O MUNDO está louco. (Isto por acaso soava melhor se fosse “tá”, mas o acordo ortográfico, que transformou todos os “espectadores” em “espetadores”, ainda não chegou a tanto).

Claro que há as grandes, as enormes, as desvairadas loucuras, que implicam sangue e mortos e massacres, com as pessoas a tentarem sobreviver, sabe-se lá como, e a tentarem fugir, sabe-se lá para onde.

Mas depois há aquelas loucuras pequeninas, quase nem se dá por elas, começam devagarinho, uma pequena notícia num dia e no outro já se esqueceu, que o pessoal tem mais que fazer.
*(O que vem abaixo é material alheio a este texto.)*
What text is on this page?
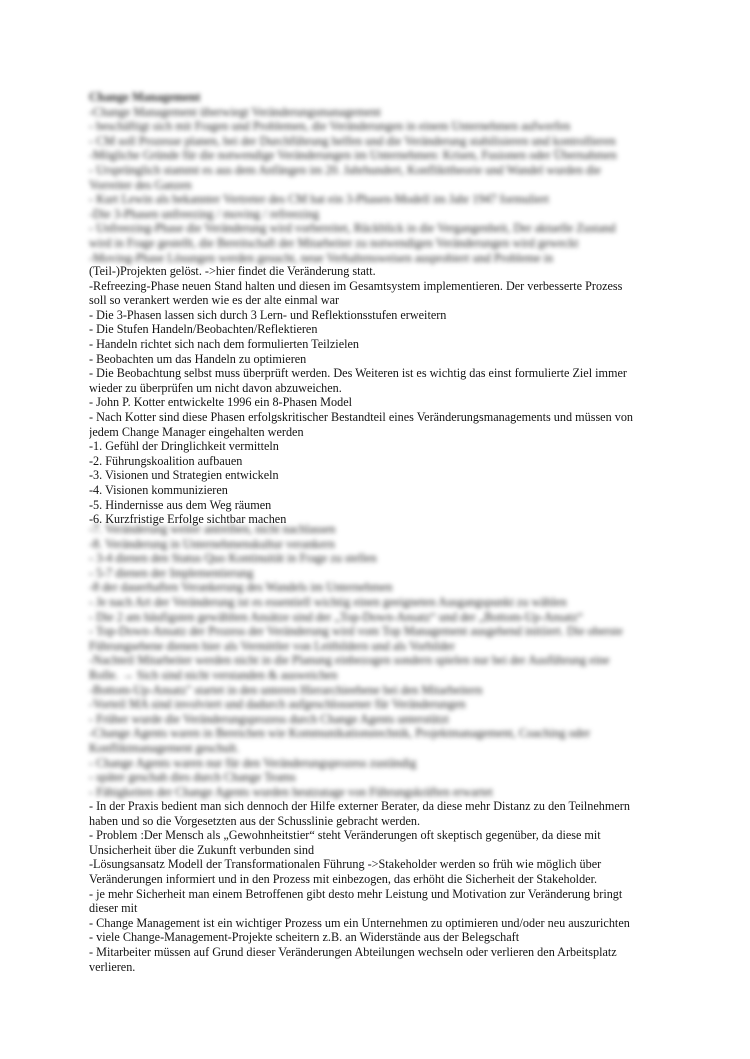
Change Management
-Change Management überwiegt Veränderungsmanagement
- beschäftigt sich mit Fragen und Problemen, die Veränderungen in einem Unternehmen aufwerfen
- CM soll Prozesse planen, bei der Durchführung helfen und die Veränderung stabilisieren und kontrollieren
-Mögliche Gründe für die notwendige Veränderungen im Unternehmen: Krisen, Fusionen oder Übernahmen
- Ursprünglich stammt es aus dem Anfängen im 20. Jahrhundert, Konflikttheorie und Wandel wurden die
Vorreiter des Ganzen
- Kurt Lewin als bekannter Vertreter des CM hat ein 3-Phasen-Modell im Jahr 1947 formuliert
-Die 3-Phasen unfreezing / moving / refreezing
- Unfreezing-Phase die Veränderung wird vorbereitet, Rückblick in die Vergangenheit, Der aktuelle Zustand
wird in Frage gestellt, die Bereitschaft der Mitarbeiter zu notwendigen Veränderungen wird geweckt
-Moving-Phase Lösungen werden gesucht, neue Verhaltensweisen ausprobiert und Probleme in
(Teil-)Projekten gelöst. ->hier findet die Veränderung statt.
-Refreezing-Phase neuen Stand halten und diesen im Gesamtsystem implementieren. Der verbesserte Prozess
soll so verankert werden wie es der alte einmal war
- Die 3-Phasen lassen sich durch 3 Lern- und Reflektionsstufen erweitern
- Die Stufen Handeln/Beobachten/Reflektieren
- Handeln richtet sich nach dem formulierten Teilzielen
- Beobachten um das Handeln zu optimieren
- Die Beobachtung selbst muss überprüft werden. Des Weiteren ist es wichtig das einst formulierte Ziel immer
wieder zu überprüfen um nicht davon abzuweichen.
- John P. Kotter entwickelte 1996 ein 8-Phasen Model
- Nach Kotter sind diese Phasen erfolgskritischer Bestandteil eines Veränderungsmanagements und müssen von
jedem Change Manager eingehalten werden
-1. Gefühl der Dringlichkeit vermitteln
-2. Führungskoalition aufbauen
-3. Visionen und Strategien entwickeln
-4. Visionen kommunizieren
-5. Hindernisse aus dem Weg räumen
-6. Kurzfristige Erfolge sichtbar machen
-7. Veränderung weiter antreiben, nicht nachlassen
-8. Veränderung in Unternehmenskultur verankern
- 3-4 dienen den Status Quo Kontinuität in Frage zu stellen
- 5-7 dienen der Implementierung
-8 der dauerhaften Verankerung des Wandels im Unternehmen
- Je nach Art der Veränderung ist es essentiell wichtig einen geeigneten Ausgangspunkt zu wählen
- Die 2 am häufigsten gewählten Ansätze sind der „Top-Down-Ansatz“ und der „Bottom-Up-Ansatz“
- Top-Down-Ansatz der Prozess der Veränderung wird vom Top Management ausgehend initiiert. Die oberste
Führungsebene dienen hier als Vermittler von Leitbildern und als Vorbilder
-Nachteil Mitarbeiter werden nicht in die Planung einbezogen sondern spielen nur bei der Ausführung eine
Rolle. → Sich sind nicht verstanden & ausweichen
-Bottom-Up-Ansatz" startet in den unteren Hierarchieebene bei den Mitarbeitern
-Vorteil MA sind involviert und dadurch aufgeschlossener für Veränderungen
- Früher wurde die Veränderungsprozess durch Change Agents unterstützt
-Change Agents waren in Bereichen wie Kommunikationstechnik, Projektmanagement, Coaching oder
Konfliktmanagement geschult.
- Change Agents waren nur für den Veränderungsprozess zuständig
- später geschah dies durch Change Teams
- Fähigkeiten der Change Agents wurden heutzutage von Führungskräften erwartet
- In der Praxis bedient man sich dennoch der Hilfe externer Berater, da diese mehr Distanz zu den Teilnehmern
haben und so die Vorgesetzten aus der Schusslinie gebracht werden.
- Problem :Der Mensch als „Gewohnheitstier“ steht Veränderungen oft skeptisch gegenüber, da diese mit
Unsicherheit über die Zukunft verbunden sind
-Lösungsansatz Modell der Transformationalen Führung ->Stakeholder werden so früh wie möglich über
Veränderungen informiert und in den Prozess mit einbezogen, das erhöht die Sicherheit der Stakeholder.
- je mehr Sicherheit man einem Betroffenen gibt desto mehr Leistung und Motivation zur Veränderung bringt
dieser mit
- Change Management ist ein wichtiger Prozess um ein Unternehmen zu optimieren und/oder neu auszurichten
- viele Change-Management-Projekte scheitern z.B. an Widerstände aus der Belegschaft
- Mitarbeiter müssen auf Grund dieser Veränderungen Abteilungen wechseln oder verlieren den Arbeitsplatz
verlieren.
Então parece que pelos Açores há quem proponha castigar os pais que não acompanhem os filhos nos estudos.

Mas castigar mesmo.

Com multas e perdas de direitos sociais.

“Coimas”, para parecer ainda pior. (Quando uma multa passa a coima, estamos feitos.)

Imaginem lá no Pico, nas Flores, na Graciosa, seja onde for, um desgraçado a chegar a casa derreado do trabalho, e ainda ter de dizer «ó Zé, vai lá buscar Os Lusíadas para a gente dividir as orações, senão o professor queixa-se, o governo sabe, e lá se vai o abono!»

No nosso país nada se constrói sem ameaças ou mão pesada.

Alguma coisa não corre bem? Coima para cima dela!

Não há sequer a preocupação de, como me disse um dia um extraordinário polícia que me desculpou uma infracção (levezinha…), “fazer pedagogia”.

Não seria preferível, nos Açores (ou em qualquer outro sítio…) ,explicar aos pais que têm de saber se os seus filhos vão ou não vão à escola, têm ou não têm aproveitamento, essas coisas?

Fazer pedagogia?

Não.

À partida, é logo a ameaça, é logo o chicote.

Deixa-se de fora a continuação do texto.